Doctrine et analyses
Compte rendu

La Cour suprême italienne et la limitation des revendications : combien de fois pouvez-vous essayer et le juge peut-il vous empêcher d'essayer encore ?

PIBD 1233-II-1

d’après l’article d’Agata Sobol* : Italian Supreme Court on claim limitation: how many times can you try and can the judge prevent you from trying more?, in EIPR, (46), 8, août 2024, p. 546-550

Texte

A. Sobol se penche sur une décision de la Cour suprême, en date du 11 décembre 2023, concernant une question qui a beaucoup occupé les juridictions italiennes : la limitation du brevet au cours d’une procédure judiciaire dans laquelle la validité est en jeu1.

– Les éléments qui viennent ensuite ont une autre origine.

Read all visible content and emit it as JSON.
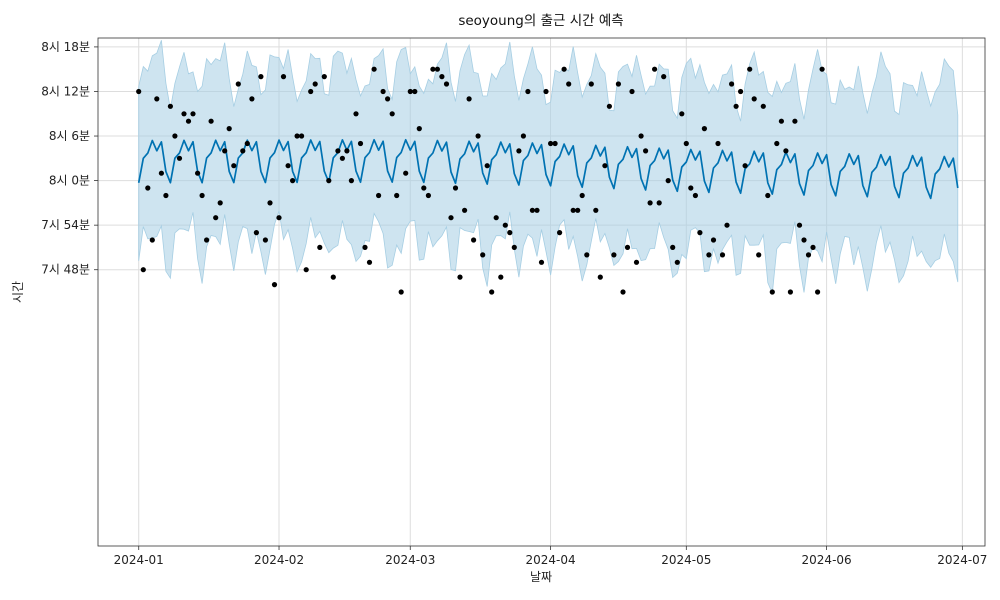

Le point de départ est une action en contrefaçon infructueuse : l’expert nommé par le tribunal a jugé le titre partiellement nul, et non contrefait. La limitation du brevet par le titulaire conformément à l’article 79(3) du Code de la propriété industrielle s’est soldée par la même conclusion. Quatre jours avant l’audience finale, le titulaire a présenté une deuxième requête en limitation, jugée irrecevable car tardive. Débouté en appel, il a obtenu gain de cause devant la Cour suprême.

L’auteure présente les grands principes issus de la décision.

Primo, du moins en première instance, la requête peut être présentée jusqu’à l’audience finale, voire pendant celle-ci, sans que cela constitue un abus de droit.

Secundo, la Cour a souhaité clarifier l’articulation entre le droit du titulaire de limiter son brevet et la nécessité de rendre une décision dans un délai raisonnable. Il en résulte que, s’il est satisfait aux conditions de l’article 79(3), la requête ne peut être rejetée au simple motif qu’elle retarderait la procédure. Elle ne peut l’être que si elle est abusive, lorsque la limitation n’est pas son objectif véritable. Le caractère abusif doit alors être établi clairement et sans ambiguïté.

Tertio, le simple fait de présenter une nouvelle requête alors que la précédente a été rejetée au regard de l’art antérieur ne relève ni de l’abus de droit, ni de la mauvaise foi mais de l’exercice de ses droits par le titulaire.

L’auteure note que la Cour fait primer le droit du titulaire de défendre son titre sur la nécessité d’un délai raisonnable. En d’autres termes, mieux vaut un procès équitable qu’un procès rapide, même si la durée est l’un des éléments du droit à un procès équitable.


Les pessimistes penseront peut-être que la Cour a ouvert la voie à d’importants retards dans le contentieux des brevets, une requête en limitation ne pouvant être rejetée que si elle est clairement abusive, ce qui risque d’être difficile à prouver. Les optimistes considéreront peut-être que la limitation posera désormais moins de problèmes d’interprétation. L’auteure fait observer que le rejet d’une requête peut aussi retarder l’issue du litige.

Elle signale enfin que la Cour s’est également prononcée sur la question de la limitation en cours de procédure judiciaire dans une décision du 25 mars 2024.

* Lexsential, Milan.
1 Biolitec Italia S.r.l. c. Eufoton S.r.l. et Alma Lasers Italia S.r.l.